I am not sure how ready the pharmaceutical industry is to “take advantage of the advertising and publicity benefits of blogging.” From my limited discussions with pharma people, the industry doesn’t see any benefits of blogging at all.

However, I suggested what a pharma company PR blog might look like in a previous post to this blog (see “Patients Come First?“).

Pharma PR Needs a New Voice: Employees!
The vast majority of employees, managers, and executives at pharmaceutical companies are very dedicated and honest people that want to do the right thing and implement PR slogans like “Patients come first” in their jobs. But they are almost always muzzled (see, for example, “Peter Rost: Pharma’s Black Knight“).

Here’s what I propose. Instead of fancy, expensive ads or PR campaigns, why don’t pharma companies interview a few employees and let us hear directly from them? Better yet, pharma companies should start blogs and have employees contribute. This may give the industry a credible voice to counteract all the outside voices railed against it.

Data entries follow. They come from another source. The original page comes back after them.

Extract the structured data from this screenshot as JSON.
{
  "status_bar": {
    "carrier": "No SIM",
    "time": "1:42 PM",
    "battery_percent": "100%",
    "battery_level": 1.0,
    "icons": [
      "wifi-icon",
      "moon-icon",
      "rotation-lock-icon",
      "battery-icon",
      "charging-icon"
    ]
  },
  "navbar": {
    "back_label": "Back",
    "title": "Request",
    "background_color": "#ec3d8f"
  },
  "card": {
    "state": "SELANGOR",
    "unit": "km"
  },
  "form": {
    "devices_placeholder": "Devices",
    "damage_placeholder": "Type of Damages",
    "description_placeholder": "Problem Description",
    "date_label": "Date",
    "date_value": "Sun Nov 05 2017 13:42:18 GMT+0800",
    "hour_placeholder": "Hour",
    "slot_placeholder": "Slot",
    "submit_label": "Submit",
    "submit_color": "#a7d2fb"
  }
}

This strategy would take a page from the White House’s playbook regarding Karl Rove damage control: have surrogates promulgate your talking points via populist channels. In this case, have pharma employees as spokespeople. I’m not talking about CEOs, but regular employees. Wal Mart ads do this well.

I don’t think the public will look upon low level-pharma industry employees (secretaries, bench scientists, etc.) as “shills,” whereas other surrogates — physicians, celebrities, etc. — may be viewed that way.

There have been a few ads featuring pharmaceutical personnel — especially researchers. This may be a good model to transition to blogs through which personnel can contribute their thoughts and opinions.